1. Regardless of the ring configuration, its core-materials and/or its pliability, the general technique of using surgical sutures to secure the ring in place, has not changed. The time required to suture a ring in place varies somewhat from surgeon to surgeon but remains more or less the same.
2. A major drawback of the current technique is the inability of the surgeon to make any further change of the ring's configuration once the ring has been sutured to the heart valve tissue. In other words, if the final result in the eyes of the surgeon is less than optimal, he cannot do much to improve the surgical results of his repair once the ring is in place unless he should cut the sutures, and either partially remove the ring or entirely re-implant it.
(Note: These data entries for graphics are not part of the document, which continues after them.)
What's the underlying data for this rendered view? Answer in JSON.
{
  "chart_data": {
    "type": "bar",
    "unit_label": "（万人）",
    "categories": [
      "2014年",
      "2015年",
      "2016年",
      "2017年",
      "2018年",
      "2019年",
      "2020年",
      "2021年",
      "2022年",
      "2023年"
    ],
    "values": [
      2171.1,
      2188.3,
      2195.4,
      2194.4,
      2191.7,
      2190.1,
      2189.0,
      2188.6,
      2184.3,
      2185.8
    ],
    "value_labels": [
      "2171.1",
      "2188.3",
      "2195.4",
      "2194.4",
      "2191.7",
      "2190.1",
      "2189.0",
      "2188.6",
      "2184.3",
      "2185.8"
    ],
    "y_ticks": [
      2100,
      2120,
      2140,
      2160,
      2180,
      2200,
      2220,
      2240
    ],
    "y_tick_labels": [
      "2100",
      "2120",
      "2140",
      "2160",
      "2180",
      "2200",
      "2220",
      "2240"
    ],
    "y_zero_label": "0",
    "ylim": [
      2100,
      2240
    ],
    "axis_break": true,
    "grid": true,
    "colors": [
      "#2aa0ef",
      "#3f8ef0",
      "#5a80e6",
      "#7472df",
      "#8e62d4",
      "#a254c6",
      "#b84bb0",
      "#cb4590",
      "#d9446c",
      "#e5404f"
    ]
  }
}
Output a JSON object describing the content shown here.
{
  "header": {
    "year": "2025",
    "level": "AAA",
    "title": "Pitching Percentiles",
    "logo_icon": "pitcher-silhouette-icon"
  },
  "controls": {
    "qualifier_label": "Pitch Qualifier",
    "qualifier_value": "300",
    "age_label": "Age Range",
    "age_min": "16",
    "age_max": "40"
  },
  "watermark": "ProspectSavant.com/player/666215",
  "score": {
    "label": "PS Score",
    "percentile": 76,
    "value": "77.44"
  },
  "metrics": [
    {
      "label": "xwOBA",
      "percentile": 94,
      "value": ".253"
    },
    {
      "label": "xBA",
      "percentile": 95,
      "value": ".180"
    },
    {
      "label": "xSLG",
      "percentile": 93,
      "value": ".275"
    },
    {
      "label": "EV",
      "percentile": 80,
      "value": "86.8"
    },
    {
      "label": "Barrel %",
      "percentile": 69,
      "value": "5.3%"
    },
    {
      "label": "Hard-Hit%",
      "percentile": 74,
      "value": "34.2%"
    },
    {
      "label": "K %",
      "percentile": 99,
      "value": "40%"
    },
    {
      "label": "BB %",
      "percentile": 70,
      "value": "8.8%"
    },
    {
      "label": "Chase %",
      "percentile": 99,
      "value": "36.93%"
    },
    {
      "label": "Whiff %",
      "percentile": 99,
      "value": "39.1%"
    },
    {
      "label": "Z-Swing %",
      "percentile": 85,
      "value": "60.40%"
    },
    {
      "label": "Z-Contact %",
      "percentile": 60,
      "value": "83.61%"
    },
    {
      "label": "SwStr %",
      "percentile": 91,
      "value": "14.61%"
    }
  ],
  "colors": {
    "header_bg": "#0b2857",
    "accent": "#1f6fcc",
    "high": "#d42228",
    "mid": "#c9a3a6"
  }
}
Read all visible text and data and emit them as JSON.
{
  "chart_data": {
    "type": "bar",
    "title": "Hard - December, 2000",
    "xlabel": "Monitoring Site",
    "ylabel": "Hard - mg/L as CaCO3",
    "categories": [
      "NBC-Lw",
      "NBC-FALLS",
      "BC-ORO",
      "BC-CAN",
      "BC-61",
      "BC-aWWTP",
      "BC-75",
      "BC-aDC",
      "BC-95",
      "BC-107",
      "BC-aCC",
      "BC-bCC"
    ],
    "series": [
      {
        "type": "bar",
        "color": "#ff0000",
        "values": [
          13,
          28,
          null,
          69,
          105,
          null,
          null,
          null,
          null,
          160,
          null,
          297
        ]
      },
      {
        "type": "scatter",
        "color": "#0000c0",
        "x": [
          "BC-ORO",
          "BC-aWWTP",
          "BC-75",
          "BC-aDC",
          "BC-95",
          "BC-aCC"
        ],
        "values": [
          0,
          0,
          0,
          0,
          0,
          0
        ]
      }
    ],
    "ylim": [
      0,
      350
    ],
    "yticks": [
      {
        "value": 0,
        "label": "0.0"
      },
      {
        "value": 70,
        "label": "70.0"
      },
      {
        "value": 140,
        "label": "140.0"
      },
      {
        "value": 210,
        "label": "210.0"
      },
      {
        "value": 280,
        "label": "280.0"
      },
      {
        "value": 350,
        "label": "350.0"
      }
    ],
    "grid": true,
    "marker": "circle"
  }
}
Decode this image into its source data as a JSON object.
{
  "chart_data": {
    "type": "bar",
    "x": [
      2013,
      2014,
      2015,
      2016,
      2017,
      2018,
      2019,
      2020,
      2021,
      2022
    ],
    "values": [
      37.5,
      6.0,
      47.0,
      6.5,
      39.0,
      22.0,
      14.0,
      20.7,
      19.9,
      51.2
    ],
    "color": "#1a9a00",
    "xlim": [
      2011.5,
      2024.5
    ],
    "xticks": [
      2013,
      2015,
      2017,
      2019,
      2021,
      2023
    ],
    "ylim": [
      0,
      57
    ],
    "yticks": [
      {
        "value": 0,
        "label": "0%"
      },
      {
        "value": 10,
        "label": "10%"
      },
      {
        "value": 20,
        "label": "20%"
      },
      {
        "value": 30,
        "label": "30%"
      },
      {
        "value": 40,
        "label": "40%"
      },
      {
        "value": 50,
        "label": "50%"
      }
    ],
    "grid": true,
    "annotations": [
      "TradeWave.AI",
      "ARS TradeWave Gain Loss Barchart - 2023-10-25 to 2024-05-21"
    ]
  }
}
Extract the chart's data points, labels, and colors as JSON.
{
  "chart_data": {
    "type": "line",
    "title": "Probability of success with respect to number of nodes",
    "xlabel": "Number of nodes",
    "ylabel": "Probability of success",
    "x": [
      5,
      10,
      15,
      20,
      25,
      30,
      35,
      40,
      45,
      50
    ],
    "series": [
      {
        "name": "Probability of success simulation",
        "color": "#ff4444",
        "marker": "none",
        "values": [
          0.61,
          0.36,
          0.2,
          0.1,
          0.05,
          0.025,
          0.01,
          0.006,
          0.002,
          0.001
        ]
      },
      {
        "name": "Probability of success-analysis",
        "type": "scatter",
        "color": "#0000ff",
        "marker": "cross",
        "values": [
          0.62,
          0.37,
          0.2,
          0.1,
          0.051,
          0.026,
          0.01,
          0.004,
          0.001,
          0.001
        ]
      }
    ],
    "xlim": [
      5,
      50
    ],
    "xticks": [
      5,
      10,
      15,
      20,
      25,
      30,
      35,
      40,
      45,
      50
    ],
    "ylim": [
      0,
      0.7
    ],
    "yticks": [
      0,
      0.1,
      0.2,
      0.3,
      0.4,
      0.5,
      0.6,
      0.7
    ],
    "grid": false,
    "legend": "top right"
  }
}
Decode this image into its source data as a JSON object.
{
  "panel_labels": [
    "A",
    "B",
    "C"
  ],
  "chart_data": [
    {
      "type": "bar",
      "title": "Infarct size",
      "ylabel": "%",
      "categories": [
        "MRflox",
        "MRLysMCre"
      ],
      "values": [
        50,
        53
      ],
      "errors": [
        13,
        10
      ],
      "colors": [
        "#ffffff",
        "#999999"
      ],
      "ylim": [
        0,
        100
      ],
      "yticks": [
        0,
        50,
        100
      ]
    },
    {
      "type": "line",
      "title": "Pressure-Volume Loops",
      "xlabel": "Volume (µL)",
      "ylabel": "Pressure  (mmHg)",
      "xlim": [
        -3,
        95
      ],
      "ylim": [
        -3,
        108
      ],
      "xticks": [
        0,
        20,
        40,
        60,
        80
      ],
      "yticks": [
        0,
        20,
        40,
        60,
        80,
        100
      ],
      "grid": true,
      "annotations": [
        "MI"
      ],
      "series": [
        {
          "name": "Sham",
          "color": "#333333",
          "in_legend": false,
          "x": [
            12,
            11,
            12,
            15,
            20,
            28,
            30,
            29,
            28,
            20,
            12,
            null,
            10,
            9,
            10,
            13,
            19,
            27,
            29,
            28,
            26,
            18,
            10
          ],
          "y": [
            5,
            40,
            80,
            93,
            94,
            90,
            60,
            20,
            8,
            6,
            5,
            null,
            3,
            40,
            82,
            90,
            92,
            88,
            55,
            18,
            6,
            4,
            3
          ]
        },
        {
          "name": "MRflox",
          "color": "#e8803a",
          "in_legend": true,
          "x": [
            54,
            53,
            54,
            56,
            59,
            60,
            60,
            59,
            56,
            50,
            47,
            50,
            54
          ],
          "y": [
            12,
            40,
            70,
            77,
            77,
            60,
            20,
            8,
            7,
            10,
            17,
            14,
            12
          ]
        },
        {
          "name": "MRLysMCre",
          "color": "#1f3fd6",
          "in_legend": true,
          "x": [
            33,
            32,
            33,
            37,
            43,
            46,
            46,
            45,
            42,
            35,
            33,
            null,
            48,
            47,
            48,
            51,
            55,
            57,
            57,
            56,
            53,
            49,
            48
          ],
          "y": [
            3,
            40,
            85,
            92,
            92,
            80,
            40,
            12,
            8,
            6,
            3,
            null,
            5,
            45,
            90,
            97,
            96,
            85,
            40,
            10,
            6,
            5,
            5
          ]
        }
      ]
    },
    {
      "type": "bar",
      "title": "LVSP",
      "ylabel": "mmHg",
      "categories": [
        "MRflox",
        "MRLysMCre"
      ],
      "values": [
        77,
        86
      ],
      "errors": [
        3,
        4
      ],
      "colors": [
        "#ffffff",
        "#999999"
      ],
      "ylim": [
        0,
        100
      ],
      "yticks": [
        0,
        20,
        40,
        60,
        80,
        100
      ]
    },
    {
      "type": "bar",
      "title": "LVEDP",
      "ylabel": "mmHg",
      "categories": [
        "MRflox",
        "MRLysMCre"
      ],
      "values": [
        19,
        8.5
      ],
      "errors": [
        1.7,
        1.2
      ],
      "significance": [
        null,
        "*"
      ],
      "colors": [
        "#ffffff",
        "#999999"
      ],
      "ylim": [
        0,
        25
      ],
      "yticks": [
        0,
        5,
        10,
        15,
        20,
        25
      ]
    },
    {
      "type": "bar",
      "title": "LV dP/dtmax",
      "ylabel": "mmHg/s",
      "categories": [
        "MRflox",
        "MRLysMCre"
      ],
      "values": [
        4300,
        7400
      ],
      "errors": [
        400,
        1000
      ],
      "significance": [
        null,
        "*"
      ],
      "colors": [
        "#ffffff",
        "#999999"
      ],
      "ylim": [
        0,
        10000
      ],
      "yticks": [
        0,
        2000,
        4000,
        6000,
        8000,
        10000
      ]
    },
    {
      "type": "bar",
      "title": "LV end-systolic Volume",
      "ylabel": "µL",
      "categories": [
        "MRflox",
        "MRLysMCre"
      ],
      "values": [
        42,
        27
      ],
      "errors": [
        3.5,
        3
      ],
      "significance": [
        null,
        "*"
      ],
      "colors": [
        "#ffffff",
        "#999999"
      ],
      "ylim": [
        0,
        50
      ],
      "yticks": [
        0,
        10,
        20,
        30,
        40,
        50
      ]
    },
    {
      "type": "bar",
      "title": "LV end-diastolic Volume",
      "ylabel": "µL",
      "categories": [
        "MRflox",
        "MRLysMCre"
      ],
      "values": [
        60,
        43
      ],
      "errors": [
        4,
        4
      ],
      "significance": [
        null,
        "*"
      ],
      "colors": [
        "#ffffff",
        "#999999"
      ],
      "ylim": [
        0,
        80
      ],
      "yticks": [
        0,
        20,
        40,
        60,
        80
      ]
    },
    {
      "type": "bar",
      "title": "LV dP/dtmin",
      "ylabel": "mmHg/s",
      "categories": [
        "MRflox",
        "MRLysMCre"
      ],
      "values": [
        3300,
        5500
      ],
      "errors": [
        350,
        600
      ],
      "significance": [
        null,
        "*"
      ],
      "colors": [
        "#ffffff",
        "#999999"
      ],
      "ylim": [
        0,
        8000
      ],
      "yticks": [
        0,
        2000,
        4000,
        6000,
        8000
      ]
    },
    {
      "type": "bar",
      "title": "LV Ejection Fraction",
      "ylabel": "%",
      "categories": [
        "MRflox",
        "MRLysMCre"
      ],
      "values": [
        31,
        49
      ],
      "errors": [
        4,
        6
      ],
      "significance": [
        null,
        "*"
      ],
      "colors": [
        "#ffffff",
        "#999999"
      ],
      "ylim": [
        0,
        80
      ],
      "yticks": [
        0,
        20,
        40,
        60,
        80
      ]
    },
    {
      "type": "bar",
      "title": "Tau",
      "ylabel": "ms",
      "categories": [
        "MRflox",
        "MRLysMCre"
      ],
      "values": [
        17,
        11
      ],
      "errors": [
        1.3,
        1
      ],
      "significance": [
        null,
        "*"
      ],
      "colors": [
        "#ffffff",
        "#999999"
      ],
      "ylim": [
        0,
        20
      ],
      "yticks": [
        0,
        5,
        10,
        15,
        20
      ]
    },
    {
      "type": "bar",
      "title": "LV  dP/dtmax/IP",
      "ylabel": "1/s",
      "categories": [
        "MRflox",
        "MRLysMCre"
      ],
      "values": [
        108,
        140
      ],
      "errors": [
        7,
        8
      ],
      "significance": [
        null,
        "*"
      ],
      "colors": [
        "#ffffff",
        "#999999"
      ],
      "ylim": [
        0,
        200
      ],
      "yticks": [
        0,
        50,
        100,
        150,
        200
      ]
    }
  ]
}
The implantation system illustrated and described in my published International Patent Application No. WO 03/053289, shows annuloplasty rings and methods for implantation which are designed to allow stapling of a fenestrated ring in place and in this manner reduce the time required for the surgeon to implant an annuloplasty ring while the patient is connected to the heart-lung machine. The disclosure of this application is incorporated herein by reference. However, further improvements that would allow a surgeon to make final, small changes to an annuloplasty ring once it has been secured to the heart valve tissue remain a desire of cardiac surgeons.